– Я тебя не подведу, отец! Можешь на меня положиться.
Ярополк отмахнулся, поморщившись от проявления столь явного рвения. Впрочем, сам Пётр, поняв, что проявил несдержанность, залился густой краской и поспешил усесться на место. Негоже было наследнику княжьего ярлыка так себя вести. Дворяне, принялись украдкой усмехаться, потешаясь над задором юноши, но быстро сникли под тяжёлым взглядом князя. Всеволод тоже не смог сдержать улыбки, но в отличие от бояр скрывать её не стал. Он знал мальчишку ещё слюнявым карапузом, напускавшим лужи под столом, помнил, как брал княжича с собой на охоту и наказывал за ссоры с младшей сестрой. Воевода был близок с родными князя настолько, насколько может быть близок окольничий с семьёй своего господина, с которым вместе воевал и преломлял хлеб у костра. Так что Всеволод разрешил себе полуулыбку. Перехватив взгляд Петра, он ободряюще ему подмигнул, но насупившийся юноша сделал вид, что не заметил этого. Да, мальчишка явно вырос.
Ярополк тем временем откинулся на троне и произнёс:
– Цените мою заботу и пусть никто не скажет, что, мол, Ярополк Марьгородский забыл про… как ты там сказал?
– Барсучий лог, княже.
– Ага.
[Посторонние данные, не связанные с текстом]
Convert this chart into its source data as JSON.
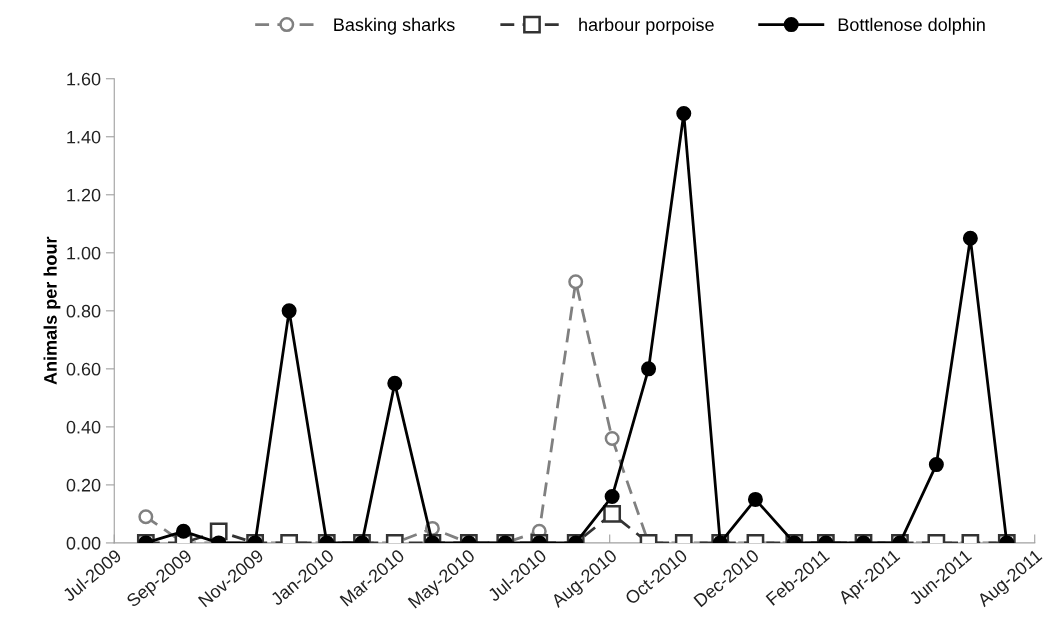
{
  "chart_data": {
    "type": "line",
    "ylabel": "Animals per hour",
    "x": [
      "2009-08-13",
      "2009-09-13",
      "2009-10-12",
      "2009-11-11",
      "2009-12-09",
      "2010-01-09",
      "2010-02-07",
      "2010-03-06",
      "2010-04-06",
      "2010-05-06",
      "2010-06-05",
      "2010-07-03",
      "2010-08-02",
      "2010-09-01",
      "2010-10-01",
      "2010-10-30",
      "2010-11-29",
      "2010-12-28",
      "2011-01-29",
      "2011-02-24",
      "2011-03-27",
      "2011-04-26",
      "2011-05-26",
      "2011-06-23",
      "2011-07-23"
    ],
    "series": [
      {
        "name": "Basking sharks",
        "color": "#808080",
        "marker": "circle",
        "line_style": "dashed",
        "values": [
          0.09,
          0,
          0,
          0,
          0,
          0,
          0,
          0,
          0.05,
          0,
          0,
          0.04,
          0.9,
          0.36,
          0,
          0,
          0,
          0,
          0,
          0,
          0,
          0,
          0,
          0,
          0
        ]
      },
      {
        "name": "harbour porpoise",
        "color": "#333333",
        "marker": "square",
        "line_style": "dashed",
        "values": [
          0,
          0,
          0.04,
          0,
          0,
          0,
          0,
          0,
          0,
          0,
          0,
          0,
          0,
          0.1,
          0,
          0,
          0,
          0,
          0,
          0,
          0,
          0,
          0,
          0,
          0
        ]
      },
      {
        "name": "Bottlenose dolphin",
        "color": "#000000",
        "marker": "circle",
        "line_style": "solid",
        "values": [
          0,
          0.04,
          0,
          0,
          0.8,
          0,
          0,
          0.55,
          0,
          0,
          0,
          0,
          0,
          0.16,
          0.6,
          1.48,
          0,
          0.15,
          0,
          0,
          0,
          0,
          0.27,
          1.05,
          0
        ]
      }
    ],
    "xlim": [
      "2009-07-18",
      "2011-08-15"
    ],
    "xticks": [
      {
        "value": "2009-07-18",
        "label": "Jul-2009"
      },
      {
        "value": "2009-09-14",
        "label": "Sep-2009"
      },
      {
        "value": "2009-11-12",
        "label": "Nov-2009"
      },
      {
        "value": "2010-01-09",
        "label": "Jan-2010"
      },
      {
        "value": "2010-03-08",
        "label": "Mar-2010"
      },
      {
        "value": "2010-05-05",
        "label": "May-2010"
      },
      {
        "value": "2010-07-03",
        "label": "Jul-2010"
      },
      {
        "value": "2010-08-30",
        "label": "Aug-2010"
      },
      {
        "value": "2010-10-27",
        "label": "Oct-2010"
      },
      {
        "value": "2010-12-25",
        "label": "Dec-2010"
      },
      {
        "value": "2011-02-21",
        "label": "Feb-2011"
      },
      {
        "value": "2011-04-20",
        "label": "Apr-2011"
      },
      {
        "value": "2011-06-18",
        "label": "Jun-2011"
      },
      {
        "value": "2011-08-15",
        "label": "Aug-2011"
      }
    ],
    "ylim": [
      0,
      1.6
    ],
    "yticks": [
      {
        "value": 0,
        "label": "0.00"
      },
      {
        "value": 0.2,
        "label": "0.20"
      },
      {
        "value": 0.4,
        "label": "0.40"
      },
      {
        "value": 0.6,
        "label": "0.60"
      },
      {
        "value": 0.8,
        "label": "0.80"
      },
      {
        "value": 1.0,
        "label": "1.00"
      },
      {
        "value": 1.2,
        "label": "1.20"
      },
      {
        "value": 1.4,
        "label": "1.40"
      },
      {
        "value": 1.6,
        "label": "1.60"
      }
    ],
    "grid": false,
    "legend": "top"
  }
}
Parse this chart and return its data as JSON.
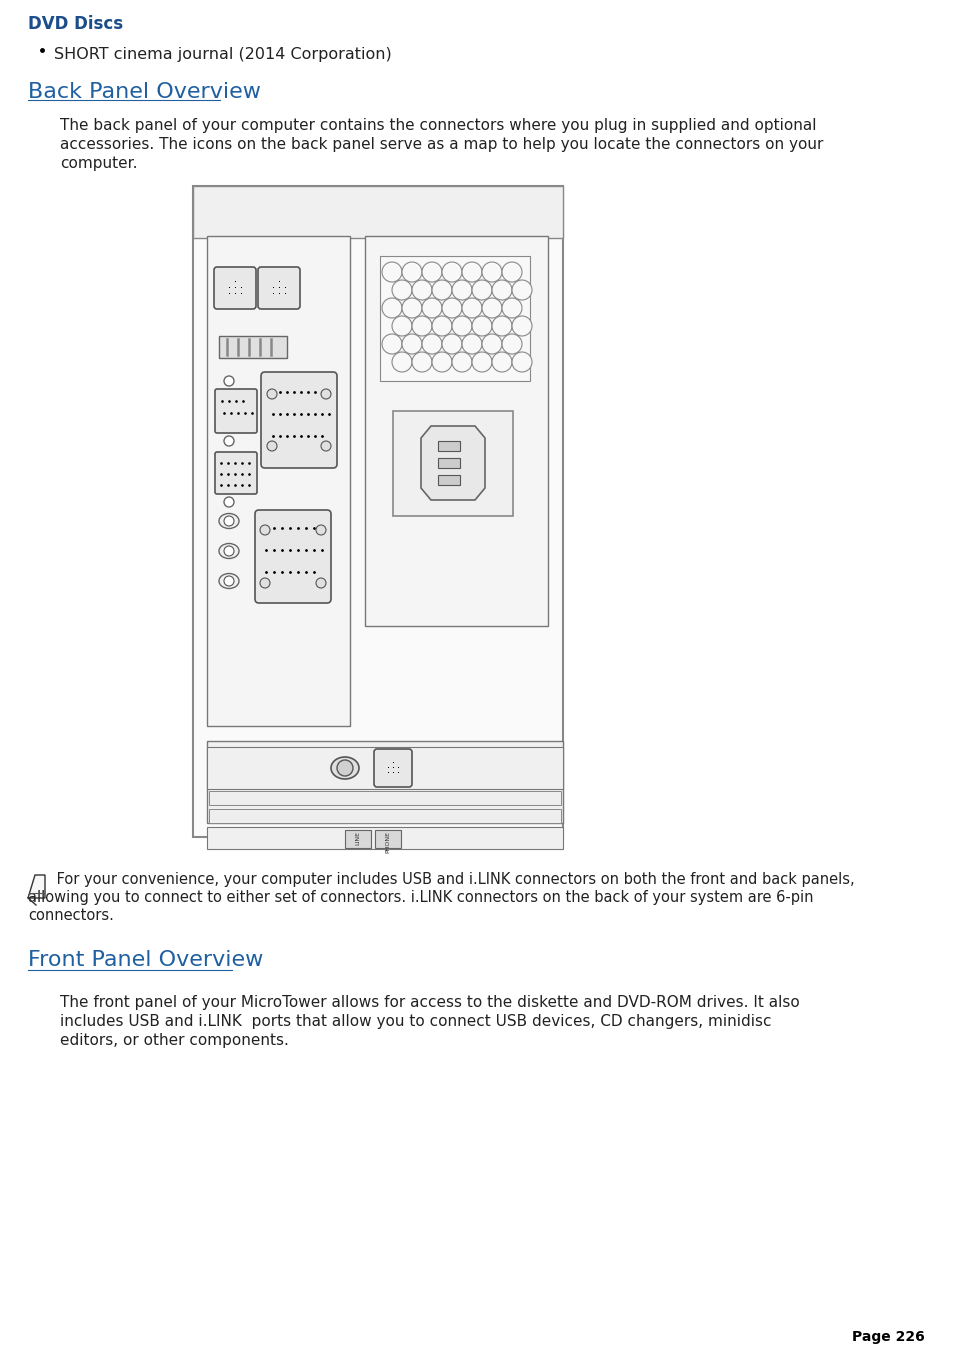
{
  "bg_color": "#ffffff",
  "title_color": "#2060a0",
  "dvd_heading": "DVD Discs",
  "bullet_text": "SHORT cinema journal (2014 Corporation)",
  "back_panel_heading": "Back Panel Overview",
  "back_panel_body1": "The back panel of your computer contains the connectors where you plug in supplied and optional",
  "back_panel_body2": "accessories. The icons on the back panel serve as a map to help you locate the connectors on your",
  "back_panel_body3": "computer.",
  "note_text1": " For your convenience, your computer includes USB and i.LINK connectors on both the front and back panels,",
  "note_text2": "allowing you to connect to either set of connectors. i.LINK connectors on the back of your system are 6-pin",
  "note_text3": "connectors.",
  "front_panel_heading": "Front Panel Overview",
  "front_panel_body1": "The front panel of your MicroTower allows for access to the diskette and DVD-ROM drives. It also",
  "front_panel_body2": "includes USB and i.LINK  ports that allow you to connect USB devices, CD changers, minidisc",
  "front_panel_body3": "editors, or other components.",
  "page_number": "Page 226"
}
Точно. Сам, Кузьма, отправишься сопровождать моих людей, дорогу показывать им станешь, поскольку в зареченских топях сгинуть – что по воду сходить. Пойдёте завтра же. Ну а пока жить и харчевать будешь на конюшне. Неча по ночлежкам и кабакам валандаться. Ноне это всё. А с тобой, воевода, – опершись на украшенный затейливой резьбой падог, князь тяжело поднялся и кивнул в направлении выхода из чертога, – давай-ка мы пройдёмся, да потолкуем немного о делах. Пётр, подмени меня.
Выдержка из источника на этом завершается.